I have memories of your son siting in the small rural village of Chavakali surrounded by little kids while he played rap music for them. I remember how happy it made him to interact with them, and how broad his smile was when he made them laugh. Every day we would wake up to something new and unexpected, and Steve thrived on that. That is one of the reasons I grew to value and respect him as a friend. His casual, laid lack style only thinly hid an individual with deep passion – a person with what my college friends refer to as “fire”. Fire for new things and places, fire for new experiences and different ways of thinking. And his fire grew to mingle with the fire of Africa.

I’ll tell you now that I can’t say what it is, this fire of Africa, but I can tell you it has touched us all. One of us is on the Peace Corps in South Africa right now, another spent a year studying over here. For me, this is my third trip to Africa, and certainly not my last.

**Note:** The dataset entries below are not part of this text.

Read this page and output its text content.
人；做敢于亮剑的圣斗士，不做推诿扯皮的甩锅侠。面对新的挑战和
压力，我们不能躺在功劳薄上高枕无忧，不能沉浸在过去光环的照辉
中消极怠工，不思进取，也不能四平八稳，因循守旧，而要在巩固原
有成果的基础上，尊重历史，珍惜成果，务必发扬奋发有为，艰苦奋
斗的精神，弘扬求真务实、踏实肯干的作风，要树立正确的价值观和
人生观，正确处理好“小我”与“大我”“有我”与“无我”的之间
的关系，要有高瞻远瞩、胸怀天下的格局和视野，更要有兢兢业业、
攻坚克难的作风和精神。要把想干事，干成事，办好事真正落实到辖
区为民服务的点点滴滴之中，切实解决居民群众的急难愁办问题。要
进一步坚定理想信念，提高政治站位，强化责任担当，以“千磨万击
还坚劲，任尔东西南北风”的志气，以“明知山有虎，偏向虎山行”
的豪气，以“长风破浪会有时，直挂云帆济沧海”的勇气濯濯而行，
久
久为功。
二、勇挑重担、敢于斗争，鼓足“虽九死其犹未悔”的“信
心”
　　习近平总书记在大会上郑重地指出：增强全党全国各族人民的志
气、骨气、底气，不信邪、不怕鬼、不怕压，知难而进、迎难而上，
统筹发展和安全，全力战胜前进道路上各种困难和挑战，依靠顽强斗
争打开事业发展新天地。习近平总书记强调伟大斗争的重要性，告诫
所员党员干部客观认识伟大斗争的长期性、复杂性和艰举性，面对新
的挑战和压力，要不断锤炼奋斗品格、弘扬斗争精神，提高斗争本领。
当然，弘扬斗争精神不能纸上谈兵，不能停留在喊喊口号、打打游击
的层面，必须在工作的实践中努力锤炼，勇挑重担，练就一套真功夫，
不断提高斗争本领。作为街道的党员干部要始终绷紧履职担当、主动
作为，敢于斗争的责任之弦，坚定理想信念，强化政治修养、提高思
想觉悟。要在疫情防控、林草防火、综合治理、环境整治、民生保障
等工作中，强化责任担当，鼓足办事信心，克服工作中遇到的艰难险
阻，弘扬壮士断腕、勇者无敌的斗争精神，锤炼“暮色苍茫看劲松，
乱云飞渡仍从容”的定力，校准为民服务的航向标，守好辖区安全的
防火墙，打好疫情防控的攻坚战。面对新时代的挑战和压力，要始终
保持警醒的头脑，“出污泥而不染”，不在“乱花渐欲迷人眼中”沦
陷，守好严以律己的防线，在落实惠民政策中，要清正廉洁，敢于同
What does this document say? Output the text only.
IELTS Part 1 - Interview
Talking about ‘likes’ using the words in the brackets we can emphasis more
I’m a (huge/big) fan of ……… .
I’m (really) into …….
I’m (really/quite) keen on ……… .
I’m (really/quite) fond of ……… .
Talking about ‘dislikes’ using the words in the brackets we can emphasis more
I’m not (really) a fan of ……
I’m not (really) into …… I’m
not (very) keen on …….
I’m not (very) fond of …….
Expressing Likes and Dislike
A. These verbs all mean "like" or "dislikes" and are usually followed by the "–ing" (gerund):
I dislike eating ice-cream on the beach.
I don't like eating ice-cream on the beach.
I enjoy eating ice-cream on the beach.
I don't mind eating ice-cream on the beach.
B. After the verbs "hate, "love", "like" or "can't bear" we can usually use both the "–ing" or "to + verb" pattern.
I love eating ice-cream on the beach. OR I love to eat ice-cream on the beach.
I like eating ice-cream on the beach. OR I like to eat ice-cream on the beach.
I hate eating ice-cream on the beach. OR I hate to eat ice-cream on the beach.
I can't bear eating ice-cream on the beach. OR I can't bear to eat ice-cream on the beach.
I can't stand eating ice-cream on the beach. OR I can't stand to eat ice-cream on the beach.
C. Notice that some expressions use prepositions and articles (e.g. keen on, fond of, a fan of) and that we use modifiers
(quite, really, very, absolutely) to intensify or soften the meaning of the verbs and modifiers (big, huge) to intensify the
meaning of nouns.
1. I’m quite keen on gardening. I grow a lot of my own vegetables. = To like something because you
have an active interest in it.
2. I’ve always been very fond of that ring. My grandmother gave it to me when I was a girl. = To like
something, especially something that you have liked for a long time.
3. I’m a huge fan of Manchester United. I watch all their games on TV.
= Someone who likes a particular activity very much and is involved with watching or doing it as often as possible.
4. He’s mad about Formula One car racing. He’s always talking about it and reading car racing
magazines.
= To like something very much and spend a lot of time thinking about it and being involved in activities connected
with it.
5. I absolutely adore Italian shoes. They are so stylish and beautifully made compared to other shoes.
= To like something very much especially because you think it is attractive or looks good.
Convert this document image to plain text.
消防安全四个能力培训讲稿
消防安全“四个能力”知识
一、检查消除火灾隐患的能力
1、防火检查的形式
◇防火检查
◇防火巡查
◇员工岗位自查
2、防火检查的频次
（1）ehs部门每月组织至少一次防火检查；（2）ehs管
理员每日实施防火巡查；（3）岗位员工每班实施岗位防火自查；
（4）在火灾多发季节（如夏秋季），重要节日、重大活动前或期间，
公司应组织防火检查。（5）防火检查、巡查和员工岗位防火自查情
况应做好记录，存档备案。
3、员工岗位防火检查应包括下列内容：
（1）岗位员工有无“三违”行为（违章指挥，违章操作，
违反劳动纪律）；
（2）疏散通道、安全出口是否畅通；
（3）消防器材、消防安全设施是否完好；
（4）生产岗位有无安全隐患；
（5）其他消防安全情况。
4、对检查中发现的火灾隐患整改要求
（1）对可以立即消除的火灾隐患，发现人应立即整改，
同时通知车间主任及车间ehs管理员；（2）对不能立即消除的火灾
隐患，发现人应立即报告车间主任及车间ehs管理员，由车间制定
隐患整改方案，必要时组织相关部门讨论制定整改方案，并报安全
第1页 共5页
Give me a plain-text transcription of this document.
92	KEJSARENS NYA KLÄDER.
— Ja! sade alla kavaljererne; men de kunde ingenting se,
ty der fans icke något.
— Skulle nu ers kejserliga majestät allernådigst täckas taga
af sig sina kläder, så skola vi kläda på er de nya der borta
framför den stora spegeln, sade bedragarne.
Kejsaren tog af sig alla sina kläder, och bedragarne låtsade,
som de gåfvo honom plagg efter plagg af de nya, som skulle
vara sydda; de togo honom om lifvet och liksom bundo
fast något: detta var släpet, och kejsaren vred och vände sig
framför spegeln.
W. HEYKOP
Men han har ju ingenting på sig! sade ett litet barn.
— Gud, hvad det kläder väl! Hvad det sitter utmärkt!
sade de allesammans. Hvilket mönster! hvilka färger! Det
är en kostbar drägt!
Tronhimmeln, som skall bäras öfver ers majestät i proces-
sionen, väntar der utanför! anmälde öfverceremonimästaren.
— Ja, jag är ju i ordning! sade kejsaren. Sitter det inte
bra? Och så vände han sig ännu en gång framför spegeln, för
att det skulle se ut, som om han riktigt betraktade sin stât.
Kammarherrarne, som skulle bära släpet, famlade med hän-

I know that Steve wanted to share his fire with the kids he took to Africa. He wanted to give them what he got – a life changing experience. So many people, I think, go through life getting touched by fire and forgetting or neglecting to pass it on. The truly conscientious ones, the ones who truly have the fire, don’t forget. I think about this every day I’m here in this place – what it can give and take away.

The fire burns still, lit by the memory of your son in the lives of the people he touched. That fire will burn for a very long time to come – beyond the scope of our lives as those he touched touch others with the same fire. I am beginning to understand the Candlelight ceremony at Becket more and more with each passing day. My respect and admiration for those who take on the task of carrying and passing this flame grows ever deeper. I will always remember Steve as one of these people – one who was not satisfied with simply having the flame, but who was insistent upon sharing it with others.


This is an excerpt from Steve’s ICEP Kenya leader. I believe Steve was 15 at the time:

Very often during our time in Kenya, Steve seemed to be full of adolescent hormones and bravado. But there were moments of such tenderness and insight, that it quickly became clear that quite a different young man lived beneath the swagger and show he sometimes put on. I remember a cabin chat one night when I asked the group, “If you could give any gift, who would you give it to and what would it be?” Most of the kids mentioned video games or material objects of other kinds – light hearted, joke kind of items. But, when Steven’s turn came, he took the question seriously, and he wanted to give his younger brother a chance to experience all the incredible things he had been experiencing in Kenya. The seriousness of the reply and the obvious love he felt for his brother completely changed the tenor of the discussion – elevated it in fact.

This last letter came back from Togo in a sealed envelope addressed to “Stevey B.” I guess Steve and Eileen had everyone write letters to themselves, to be opened and read when they returned. Steve wrote:


Howz it goin? Hope the trip was up to expectations. Don’t let some previous intentions slip. Possibilities.



Concerning Privacy: I have tried to avoid using last names anywhere on this site, to respect the privacy of those in the photos, those who spoke at Steve’s memorial service, and those who wrote some of the wonderful letters we received. I appreciate that the letters we received were private correspondence. I hope you agree that my avoidance of last names,  and the deletion of any identifying text adequately respects your privacy, while allowing us to share the wonderful thoughts expressed.